Общество благородных девиц было создано Екатериной II и видным государственным деятелем Иваном Бецким в качестве экспериментального проекта Просвещения. Екатерина, состоявшая в длительной переписке с французскими просветителями Вольтером и Дидро, поклонница идеи просвещённого абсолютизма, считала своих подданных неотсанной дикой массой. Во имя служения своим идеалам императрица решила вывести новую породу людей — российских аристократов, и одну из главнейших своих задач видела в воспитании подданных. Для этого в 1764 году, почти в самом начале своего 34-летнего правления, Екатерина создала в России благородный «питомник». В нём при помощи высокой культуры и европейских ценностей воспитывались юные аристократки — будущие матери и жёны империи.
Воспитанниц зачисляли в институт совсем юными: в первый класс проходили девочки не старше шести лет. Такой ранний возраст давал гарантию, что ученицы не успели впитать скверну неблаговоспитанности у себя дома, и их разум оставался открытым свежему влиянию. По этой же причине студентки за время учёбы практически не общались с родными, а самовольно покидать институт настрого запрещалось уставом.

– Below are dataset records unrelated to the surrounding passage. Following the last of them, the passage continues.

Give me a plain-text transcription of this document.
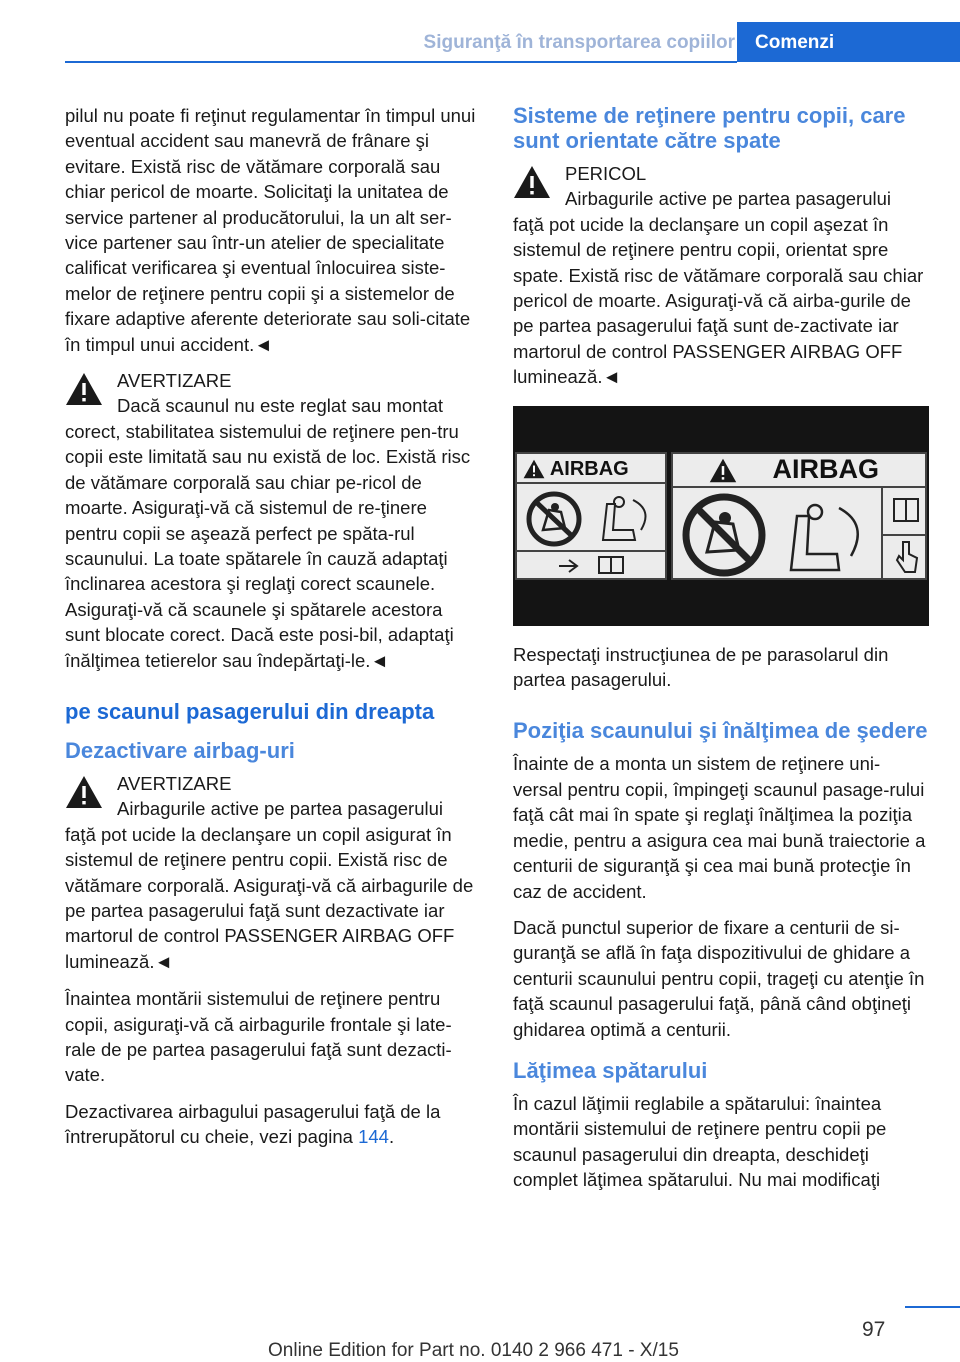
Siguranţă în transportarea copiilor	Comenzi

pilul nu poate fi reţinut regulamentar în timpul unui eventual accident sau manevră de frânare şi evitare. Există risc de vătămare corporală sau chiar pericol de moarte. Solicitaţi la unitatea de service partener al producătorului, la un alt ser‐vice partener sau într-un atelier de specialitate calificat verificarea şi eventual înlocuirea siste‐melor de reţinere pentru copii şi a sistemelor de fixare adaptive aferente deteriorate sau soli‐citate în timpul unui accident.◄

AVERTIZARE
Dacă scaunul nu este reglat sau montat
corect, stabilitatea sistemului de reţinere pen‐tru copii este limitată sau nu există de loc. Există risc de vătămare corporală sau chiar pe‐ricol de moarte. Asiguraţi-vă că sistemul de re‐ţinere pentru copii se aşează perfect pe spăta‐rul scaunului. La toate spătarele în cauză adaptaţi înclinarea acestora şi reglaţi corect scaunele. Asiguraţi-vă că scaunele şi spătarele acestora sunt blocate corect. Dacă este posi‐bil, adaptaţi înălţimea tetierelor sau îndepărtaţi-le.◄
pe scaunul pasagerului din dreapta
Dezactivare airbag-uri
AVERTIZARE
Airbagurile active pe partea pasagerului
faţă pot ucide la declanşare un copil asigurat în sistemul de reţinere pentru copii. Există risc de vătămare corporală. Asiguraţi-vă că airbagurile de pe partea pasagerului faţă sunt dezactivate iar martorul de control PASSENGER AIRBAG OFF luminează.◄

Înaintea montării sistemului de reţinere pentru copii, asiguraţi-vă că airbagurile frontale şi late‐rale de pe partea pasagerului faţă sunt dezacti‐vate.

Dezactivarea airbagului pasagerului faţă de la întrerupătorul cu cheie, vezi pagina 144.

Sisteme de reţinere pentru copii, care sunt orientate către spate
PERICOL
Airbagurile active pe partea pasagerului
faţă pot ucide la declanşare un copil aşezat în sistemul de reţinere pentru copii, orientat spre spate. Există risc de vătămare corporală sau chiar pericol de moarte. Asiguraţi-vă că airba‐gurile de pe partea pasagerului faţă sunt de‐zactivate iar martorul de control PASSENGER AIRBAG OFF luminează.◄
AIRBAG	AIRBAG

Respectaţi instrucţiunea de pe parasolarul din partea pasagerului.

Poziţia scaunului şi înălţimea de şedere

Înainte de a monta un sistem de reţinere uni‐versal pentru copii, împingeţi scaunul pasage‐rului faţă cât mai în spate şi reglaţi înălţimea la poziţia medie, pentru a asigura cea mai bună traiectorie a centurii de siguranţă şi cea mai bună protecţie în caz de accident.

Dacă punctul superior de fixare a centurii de si‐guranţă se află în faţa dispozitivului de ghidare a centurii scaunului pentru copii, trageţi cu atenţie în faţă scaunul pasagerului faţă, până când obţineţi ghidarea optimă a centurii.

Lăţimea spătarului

În cazul lăţimii reglabile a spătarului: înaintea montării sistemului de reţinere pentru copii pe scaunul pasagerului din dreapta, deschideţi complet lăţimea spătarului. Nu mai modificaţi

97
Online Edition for Part no. 0140 2 966 471 - X/15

Обучение продолжалось 12 лет, в течение которых студентки проходили четыре этапа. С 6 до 9 лет девочки учили катехизис и Закон Божий, русский и иностранный языки, арифметику, а также осваивали «женские» занятия: шитье и вязание, танцы, рисование, музицирование. Во второй группе, с 9 до 12 лет, к перечисленным предметам добавлялись география, история и «некоторая часть экономии, или домостроительства». В этом же возрасте воспитанницы учились следить за своим внешним видом, и к 12 годам умели ухаживать за собой самостоятельно. В дальнейшем ко всему добавлялись словесные науки, основы архитектуры и геральдики, а домашнюю экономию девочки начинали усваивать на практике. В этом возрасте они умели составлять счета по расходам на хозяйство, самостоятельно шить себе платья, чулки и прочие мелкие предметы гардероба.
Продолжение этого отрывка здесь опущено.